HOW DO DEPOSITS FROM THE 2004 TSUNAMI IN SUMATRA CHANGE OUR VIEWS OF TSUNAMI DEPOSITION?


MOORE, Andrew Lathrop, Department of Geology, Kent State University, Kent, OH 44242, amoore5@kent.edu

Sumatran tsunami deposits from the 2004 South Asia tsunami are more complex than those of previously studied events, complicating efforts to “typify” the deposits of tsunamis. Tsunami and paleotsunami deposit studies over the past ten years have produced a paradigm for tsunami deposition—sandy tsunami deposits occur when nearshore material is suspended in the flow, and rains out as the flow converges or decelerates, producing a deposit that generally fines and thins landward, and is normally graded.

In contrast, 2004 Sumatra deposits show complex internal stratigraphy, display not only normal grading but also reverse grading and massive deposition, show evidence for bedload grain motion, contain sedimentary units possibly associated with concentrated or high-shear flows, and have complex thickness patterns. These deposits suggest that tsunami hydraulics are more complicated than previously envisioned, in ways that we currently do not fully understand. For example, does reverse grading result from flow-backflow within a single wave, from tapping of multiple sediment sources, or from deposition through some mode other than suspension, such as grain flow or sheet flow?

Additionally, we cannot yet determine how “typical” the 2004 Sumatra deposits are, either of deposition from this event as a whole, or of tsunami deposition in general. Is this complexity common in tsunami deposits, but either obscured or eroded by postdepositional alteration?

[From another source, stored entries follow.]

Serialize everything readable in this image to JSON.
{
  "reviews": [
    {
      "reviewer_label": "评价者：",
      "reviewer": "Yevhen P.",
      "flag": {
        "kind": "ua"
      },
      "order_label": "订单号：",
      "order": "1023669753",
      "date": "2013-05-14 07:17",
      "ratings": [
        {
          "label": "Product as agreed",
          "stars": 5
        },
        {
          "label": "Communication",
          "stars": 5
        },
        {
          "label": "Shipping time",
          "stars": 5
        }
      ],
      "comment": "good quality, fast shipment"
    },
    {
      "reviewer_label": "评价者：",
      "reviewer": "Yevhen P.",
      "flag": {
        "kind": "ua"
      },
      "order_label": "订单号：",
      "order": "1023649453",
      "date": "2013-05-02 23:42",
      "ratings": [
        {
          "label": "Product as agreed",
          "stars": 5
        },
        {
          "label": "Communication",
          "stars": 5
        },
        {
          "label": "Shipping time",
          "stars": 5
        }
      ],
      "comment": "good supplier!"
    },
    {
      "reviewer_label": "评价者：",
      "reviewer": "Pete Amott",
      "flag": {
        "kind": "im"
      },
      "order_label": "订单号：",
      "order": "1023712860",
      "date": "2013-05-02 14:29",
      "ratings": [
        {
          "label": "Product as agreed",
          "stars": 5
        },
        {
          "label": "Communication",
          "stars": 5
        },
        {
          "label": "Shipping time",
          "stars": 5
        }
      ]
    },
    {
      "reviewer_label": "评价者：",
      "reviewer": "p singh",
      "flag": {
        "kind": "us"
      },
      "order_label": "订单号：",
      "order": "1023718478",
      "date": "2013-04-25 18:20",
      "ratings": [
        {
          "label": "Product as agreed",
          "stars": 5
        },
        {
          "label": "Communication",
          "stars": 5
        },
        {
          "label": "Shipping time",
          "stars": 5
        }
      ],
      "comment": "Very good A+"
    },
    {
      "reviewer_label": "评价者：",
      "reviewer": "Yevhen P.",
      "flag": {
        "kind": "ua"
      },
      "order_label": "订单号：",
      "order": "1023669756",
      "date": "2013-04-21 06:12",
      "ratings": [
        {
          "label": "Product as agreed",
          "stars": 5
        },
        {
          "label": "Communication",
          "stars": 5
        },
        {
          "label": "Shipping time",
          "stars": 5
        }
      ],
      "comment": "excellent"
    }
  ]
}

Alternatively, is there some fundamental difference between the hydraulics of a very large, near-source wave and the hydraulics of a smaller wave or one far from its source?

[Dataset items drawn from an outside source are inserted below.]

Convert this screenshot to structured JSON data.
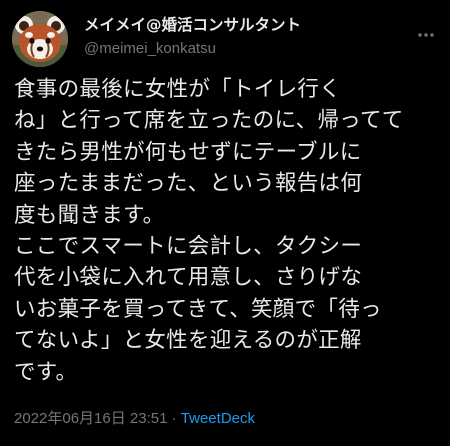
{
  "author": {
    "display_name": "メイメイ@婚活コンサルタント",
    "handle": "@meimei_konkatsu",
    "avatar_icon": "red-panda-avatar"
  },
  "tweet": {
    "lines": [
      "食事の最後に女性が「トイレ行く",
      "ね」と行って席を立ったのに、帰ってて",
      "きたら男性が何もせずにテーブルに",
      "座ったままだった、という報告は何",
      "度も聞きます。",
      "ここでスマートに会計し、タクシー",
      "代を小袋に入れて用意し、さりげな",
      "いお菓子を買ってきて、笑顔で「待っ",
      "てないよ」と女性を迎えるのが正解",
      "です。"
    ]
  },
  "meta": {
    "timestamp": "2022年06月16日 23:51",
    "separator": "·",
    "source": "TweetDeck"
  },
  "colors": {
    "background": "#000000",
    "text": "#e7e9ea",
    "secondary": "#71767b",
    "link": "#1d9bf0"
  }
}
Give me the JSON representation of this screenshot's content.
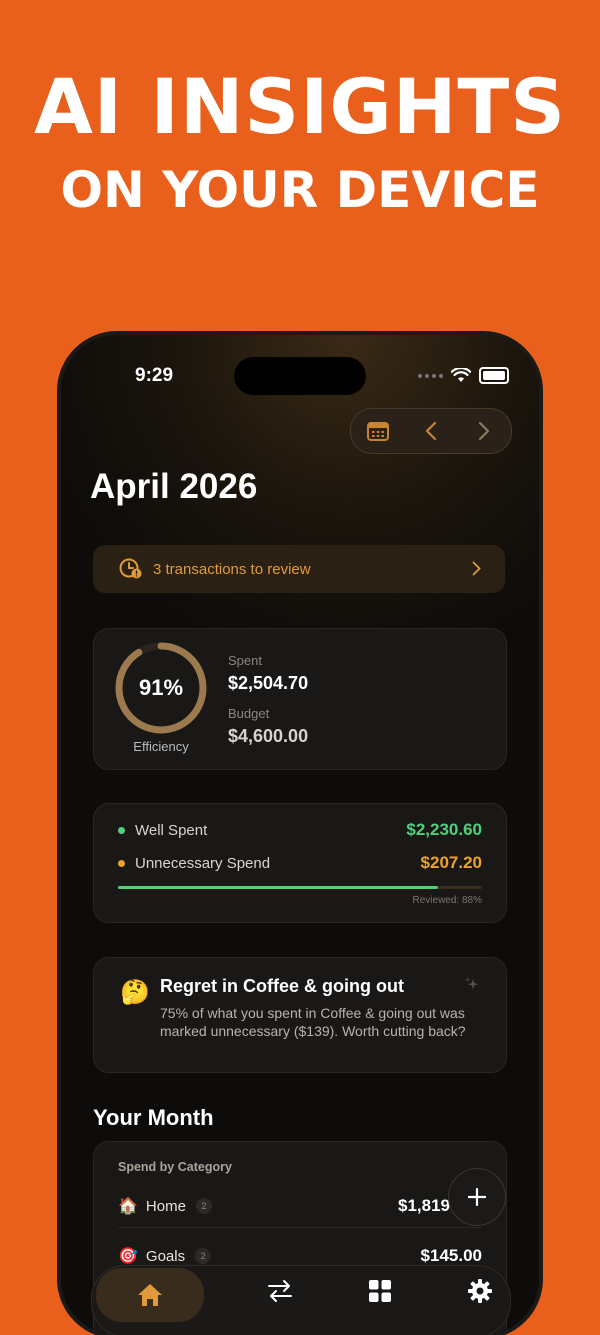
{
  "hero": {
    "line1": "AI INSIGHTS",
    "line2": "ON YOUR DEVICE"
  },
  "status_bar": {
    "time": "9:29"
  },
  "header": {
    "month_title": "April 2026"
  },
  "review_banner": {
    "text": "3 transactions to review"
  },
  "efficiency": {
    "percent_text": "91%",
    "percent": 91,
    "label": "Efficiency",
    "spent_label": "Spent",
    "spent_value": "$2,504.70",
    "budget_label": "Budget",
    "budget_value": "$4,600.00"
  },
  "spending": {
    "well_spent_label": "Well Spent",
    "well_spent_value": "$2,230.60",
    "unnecessary_label": "Unnecessary Spend",
    "unnecessary_value": "$207.20",
    "reviewed_text": "Reviewed: 88%",
    "reviewed_percent": 88
  },
  "insight": {
    "emoji": "🤔",
    "title": "Regret in Coffee & going out",
    "body": "75% of what you spent in Coffee & going out was marked unnecessary ($139). Worth cutting back?"
  },
  "your_month": {
    "title": "Your Month",
    "category_heading": "Spend by Category",
    "categories": [
      {
        "emoji": "🏠",
        "name": "Home",
        "count": "2",
        "amount": "$1,819"
      },
      {
        "emoji": "🎯",
        "name": "Goals",
        "count": "2",
        "amount": "$145.00"
      }
    ]
  },
  "colors": {
    "background": "#E8601C",
    "accent": "#E09A3C",
    "well_spent": "#4fd07a",
    "unnecessary": "#F0A030",
    "ring": "#9C7A4E"
  },
  "tabs": [
    {
      "name": "home-icon"
    },
    {
      "name": "transfer-arrows-icon"
    },
    {
      "name": "grid-icon"
    },
    {
      "name": "gear-icon"
    }
  ]
}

To answer these questions, tsunami sedimentologists will need to shift from facies paradigms for tsunami deposit recognition and interpretation to a more process-oriented understanding of the hydraulics that prevail during deposition. Such a shift will require collaboration with many other disciplines, but has the potential to answer important questions about the size of paleotsunamis (and the earthquakes that spawned them) from the deposits they left behind.